De l’honorabilité de la rémunération
Ou pourquoi l’actionnaire n’est pas un criminel
Il est de bon ton de stigmatiser les détenteurs de capitaux. Ils se seraient enrichis sur le dos des salariés et seraient les responsables de l’actuelle récession. La chute des cours de bourse ne serait que justice.
Les actionnaires seraient les grands gagnants des dernières décennies ; leurs gains auraient été réalisés au détriment des actifs et des salariés modestes en priorité. Ce n’est pas en répétant des formules toutes faites qu’on les transforme en vérité.
En France, tout particulièrement, l’actionnaire est un personnage maudit, un quasi usurier. Contre-sens totale ; sur ces vingt dernières années, en France, le rendement des actions hors dividendes est inférieur à celui des obligations.

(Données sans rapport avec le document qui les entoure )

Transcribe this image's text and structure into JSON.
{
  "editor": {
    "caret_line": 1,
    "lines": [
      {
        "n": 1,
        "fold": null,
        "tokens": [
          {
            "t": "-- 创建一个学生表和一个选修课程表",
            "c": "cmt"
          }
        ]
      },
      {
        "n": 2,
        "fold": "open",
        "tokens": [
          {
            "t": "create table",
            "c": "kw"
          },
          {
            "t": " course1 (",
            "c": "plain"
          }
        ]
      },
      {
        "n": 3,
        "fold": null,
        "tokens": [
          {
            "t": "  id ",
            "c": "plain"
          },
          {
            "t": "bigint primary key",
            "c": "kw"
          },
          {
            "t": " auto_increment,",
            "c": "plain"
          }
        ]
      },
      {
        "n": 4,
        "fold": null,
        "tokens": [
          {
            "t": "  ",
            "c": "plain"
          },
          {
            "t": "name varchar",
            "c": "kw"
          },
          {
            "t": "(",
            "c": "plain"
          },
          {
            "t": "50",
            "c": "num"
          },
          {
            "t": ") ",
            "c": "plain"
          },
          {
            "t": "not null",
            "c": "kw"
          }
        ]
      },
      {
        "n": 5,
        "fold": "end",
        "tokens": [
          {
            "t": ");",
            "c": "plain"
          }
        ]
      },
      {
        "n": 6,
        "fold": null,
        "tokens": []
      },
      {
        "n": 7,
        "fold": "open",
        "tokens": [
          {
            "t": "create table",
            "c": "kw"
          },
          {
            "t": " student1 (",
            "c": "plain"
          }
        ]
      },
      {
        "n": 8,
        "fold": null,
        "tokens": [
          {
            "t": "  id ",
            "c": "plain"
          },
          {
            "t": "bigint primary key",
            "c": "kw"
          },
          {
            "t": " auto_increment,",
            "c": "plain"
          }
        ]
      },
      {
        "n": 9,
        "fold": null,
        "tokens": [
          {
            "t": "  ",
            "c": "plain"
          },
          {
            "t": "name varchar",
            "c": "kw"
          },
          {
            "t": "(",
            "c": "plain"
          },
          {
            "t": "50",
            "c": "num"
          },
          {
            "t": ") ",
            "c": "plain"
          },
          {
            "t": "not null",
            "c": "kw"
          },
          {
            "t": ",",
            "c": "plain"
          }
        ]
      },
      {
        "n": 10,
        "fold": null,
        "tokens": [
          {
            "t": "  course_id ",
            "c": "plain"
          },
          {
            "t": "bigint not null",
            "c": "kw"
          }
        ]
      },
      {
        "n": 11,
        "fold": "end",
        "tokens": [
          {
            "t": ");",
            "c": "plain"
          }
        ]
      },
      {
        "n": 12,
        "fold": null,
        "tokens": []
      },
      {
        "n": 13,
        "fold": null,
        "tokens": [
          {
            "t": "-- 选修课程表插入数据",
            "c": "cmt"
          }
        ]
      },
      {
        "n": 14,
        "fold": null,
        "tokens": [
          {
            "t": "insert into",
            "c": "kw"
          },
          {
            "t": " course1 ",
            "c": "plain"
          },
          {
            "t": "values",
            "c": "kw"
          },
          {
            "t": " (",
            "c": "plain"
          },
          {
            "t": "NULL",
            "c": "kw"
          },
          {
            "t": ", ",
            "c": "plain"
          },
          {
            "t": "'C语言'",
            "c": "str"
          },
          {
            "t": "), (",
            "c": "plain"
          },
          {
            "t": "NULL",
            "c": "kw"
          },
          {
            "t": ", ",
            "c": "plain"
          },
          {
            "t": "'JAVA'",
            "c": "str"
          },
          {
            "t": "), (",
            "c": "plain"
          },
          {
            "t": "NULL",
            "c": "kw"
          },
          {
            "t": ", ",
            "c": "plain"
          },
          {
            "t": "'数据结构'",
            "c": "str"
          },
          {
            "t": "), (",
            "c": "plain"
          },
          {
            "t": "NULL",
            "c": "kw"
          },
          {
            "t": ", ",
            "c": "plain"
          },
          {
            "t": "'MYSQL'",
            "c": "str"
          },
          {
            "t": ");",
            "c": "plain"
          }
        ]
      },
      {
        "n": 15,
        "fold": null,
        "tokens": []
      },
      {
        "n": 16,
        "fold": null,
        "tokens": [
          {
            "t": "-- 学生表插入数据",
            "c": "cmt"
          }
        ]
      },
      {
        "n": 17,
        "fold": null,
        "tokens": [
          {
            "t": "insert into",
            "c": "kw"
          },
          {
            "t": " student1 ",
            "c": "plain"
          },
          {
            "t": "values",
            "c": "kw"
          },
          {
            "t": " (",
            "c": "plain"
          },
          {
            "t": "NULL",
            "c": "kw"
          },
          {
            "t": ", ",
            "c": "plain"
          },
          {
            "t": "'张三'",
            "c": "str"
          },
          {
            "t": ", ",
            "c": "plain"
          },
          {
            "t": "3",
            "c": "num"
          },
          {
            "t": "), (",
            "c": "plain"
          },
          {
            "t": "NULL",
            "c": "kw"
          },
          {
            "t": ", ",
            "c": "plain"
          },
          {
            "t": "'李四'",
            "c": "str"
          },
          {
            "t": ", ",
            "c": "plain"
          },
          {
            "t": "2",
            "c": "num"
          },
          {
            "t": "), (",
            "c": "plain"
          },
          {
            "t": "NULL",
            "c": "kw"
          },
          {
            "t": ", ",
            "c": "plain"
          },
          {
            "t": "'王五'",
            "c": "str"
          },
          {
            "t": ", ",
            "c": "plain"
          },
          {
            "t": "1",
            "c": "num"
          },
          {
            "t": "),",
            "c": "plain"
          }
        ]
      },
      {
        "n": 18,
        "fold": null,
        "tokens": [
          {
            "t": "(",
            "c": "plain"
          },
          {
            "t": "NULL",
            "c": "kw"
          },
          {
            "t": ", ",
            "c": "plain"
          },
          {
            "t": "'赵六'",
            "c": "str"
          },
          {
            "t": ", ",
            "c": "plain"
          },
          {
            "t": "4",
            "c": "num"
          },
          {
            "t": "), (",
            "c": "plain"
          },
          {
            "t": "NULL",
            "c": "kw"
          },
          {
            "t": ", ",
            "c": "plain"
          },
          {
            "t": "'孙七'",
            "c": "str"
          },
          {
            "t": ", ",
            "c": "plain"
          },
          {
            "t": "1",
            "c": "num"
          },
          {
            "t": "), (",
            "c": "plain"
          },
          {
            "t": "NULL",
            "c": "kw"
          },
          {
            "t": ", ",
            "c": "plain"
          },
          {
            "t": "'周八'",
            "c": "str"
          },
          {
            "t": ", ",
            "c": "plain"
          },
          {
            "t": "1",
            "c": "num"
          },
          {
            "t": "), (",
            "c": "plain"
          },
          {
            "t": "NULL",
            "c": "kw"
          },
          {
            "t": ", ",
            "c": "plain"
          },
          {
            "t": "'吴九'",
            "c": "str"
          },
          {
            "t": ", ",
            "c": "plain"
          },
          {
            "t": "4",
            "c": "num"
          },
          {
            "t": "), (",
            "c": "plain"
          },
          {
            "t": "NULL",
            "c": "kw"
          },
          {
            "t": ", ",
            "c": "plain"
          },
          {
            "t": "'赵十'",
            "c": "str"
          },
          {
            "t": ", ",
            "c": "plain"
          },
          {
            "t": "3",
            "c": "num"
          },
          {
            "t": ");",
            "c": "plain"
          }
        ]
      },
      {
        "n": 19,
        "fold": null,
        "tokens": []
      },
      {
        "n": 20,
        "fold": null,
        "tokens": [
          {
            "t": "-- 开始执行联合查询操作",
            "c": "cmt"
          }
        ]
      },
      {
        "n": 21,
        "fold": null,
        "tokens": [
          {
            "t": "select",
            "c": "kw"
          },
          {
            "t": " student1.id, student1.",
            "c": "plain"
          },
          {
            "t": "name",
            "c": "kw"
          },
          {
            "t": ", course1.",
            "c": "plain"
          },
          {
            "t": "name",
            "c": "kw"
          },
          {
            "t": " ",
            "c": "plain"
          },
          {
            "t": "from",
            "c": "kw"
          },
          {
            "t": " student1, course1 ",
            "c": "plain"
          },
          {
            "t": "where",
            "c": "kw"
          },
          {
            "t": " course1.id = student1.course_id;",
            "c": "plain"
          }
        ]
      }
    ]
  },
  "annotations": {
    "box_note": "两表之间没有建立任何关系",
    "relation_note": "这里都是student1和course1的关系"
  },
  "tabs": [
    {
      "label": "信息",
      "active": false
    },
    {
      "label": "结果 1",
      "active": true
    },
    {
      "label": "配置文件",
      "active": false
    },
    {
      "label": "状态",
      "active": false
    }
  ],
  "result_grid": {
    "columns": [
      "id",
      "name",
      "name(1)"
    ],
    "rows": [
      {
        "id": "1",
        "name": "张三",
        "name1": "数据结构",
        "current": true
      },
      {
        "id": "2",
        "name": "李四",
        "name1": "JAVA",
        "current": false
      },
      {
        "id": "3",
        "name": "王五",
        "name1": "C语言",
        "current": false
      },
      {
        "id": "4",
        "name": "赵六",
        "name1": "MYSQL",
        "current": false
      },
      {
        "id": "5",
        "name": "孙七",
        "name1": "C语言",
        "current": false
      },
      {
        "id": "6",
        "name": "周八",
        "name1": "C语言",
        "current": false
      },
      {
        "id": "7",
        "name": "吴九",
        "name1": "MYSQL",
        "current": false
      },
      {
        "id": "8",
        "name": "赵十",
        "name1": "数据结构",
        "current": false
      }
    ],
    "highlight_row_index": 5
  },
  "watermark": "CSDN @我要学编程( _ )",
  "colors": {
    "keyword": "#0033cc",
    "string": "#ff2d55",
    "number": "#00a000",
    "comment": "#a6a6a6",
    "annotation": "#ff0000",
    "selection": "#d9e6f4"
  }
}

Selon une étude réalisée la London School Business, ce constat se vérifie également sur très longue période. Depuis 1900, le rendement réel des actions sans dividende est, aux Etats-Unis, de 1,7 % contre 2,1 % pour les obligations et de 1 % pour les valeurs monétaires. Pour la France, le rendement des actions est de 0,7 %. Ce taux est de -0,8 % en Allemagne et de -1,4 % au Japon. A l’échelle mondiale, le taux est de 1 %.
Le versement des dividendes qui correspond à une partie des bénéfices réalisés par les entreprises grâce au travail des salariés mais aussi grâce aux apporteurs de capitaux corrige à la hausse ces taux. Ainsi, aux Etats-Unis, le taux de rendement des actions en intégrant le versement des dividendes est 6 % depuis 1900 ; il est de 3,2 % en France, de 2,8 % en Allemagne, de 3,8 % au Japon. Au niveau mondial, ce taux est de 5,2 %.
Ces taux ne sont pas déraisonnables. L’actionnaire prend des risques en confiant une partie de son épargne à des entrepreneurs. L’appréciation de son capital et la rémunération (les dividendes) ne sont en rien garanties au préalable. S’il opte pour des obligations, il connaît dès le départ les conditions de rémunération. Il peut, certes, ne pas retrouver son capital en cas de faillite de l’entreprise mais dans ce cas l’actionnaire est encore plus mal loti.
Comme en témoigne la crise actuelle, l’actionnaire n’est sur de rien, son capital peut fondre du fait de facteurs exogènes à l’entreprise ou du fait d’une mauvaise stratégie. Avec des taux avoisinant les 3à 6 %, nous sommes loin des fameux 15 % que certains mettent en avant.
En outre, il ne faut pas oublier que l’actionnaire est aussi un contribuable. Il paie de l’impôt et des cotisations sociales sur les revenus qui lui ont permis d’épargner. Il en paie sur les revenus issus de ses actions et il peut en payer sur le montant du capital à travers l’ISF par exemple. Quand il cède ses titres, il est amené à acquitter l’impôt sur les plus-values quand elles existent…
L’actionnaire n’est pas l’homme comblé que certains tentent de dessiner. Indispensable au fonctionnement de l’économie, il est aujourd’hui malmené. Le capitalisme sans capital n’a jamais été un gage d’efficacité. La spécificité de l’actionnaire, c’est la prise de risque. Peut-être que l’éclatement de la bulle financière de 2007/2008 devrait justement nous amener à réfléchir sur cette notion. La volonté de garantir des rendements sans lien avec la croissance sur moyenne période a sapé les fondements de la sphère financière. Sans réelles bases, le capitalisme a été fragilisé. Quand l’objectif de l’entrepreneur est de réussir des rachats successifs de son entreprise par des fonds plus ou moins spéculatifs en recourant à l’effet de levier, il est certain que l’économie s’est engagée sur une voie hasardeuse. Le maintien de faible taux d’intérêt l’a incité. Le problème, c’est que pour sortir de l’ornière actuelle, les autorités n’ont pas d’autre choix que de brader la valeur de l’argent au risque de créer de nouvelles bulles ou de perdre le contrôle de la masse monétaire.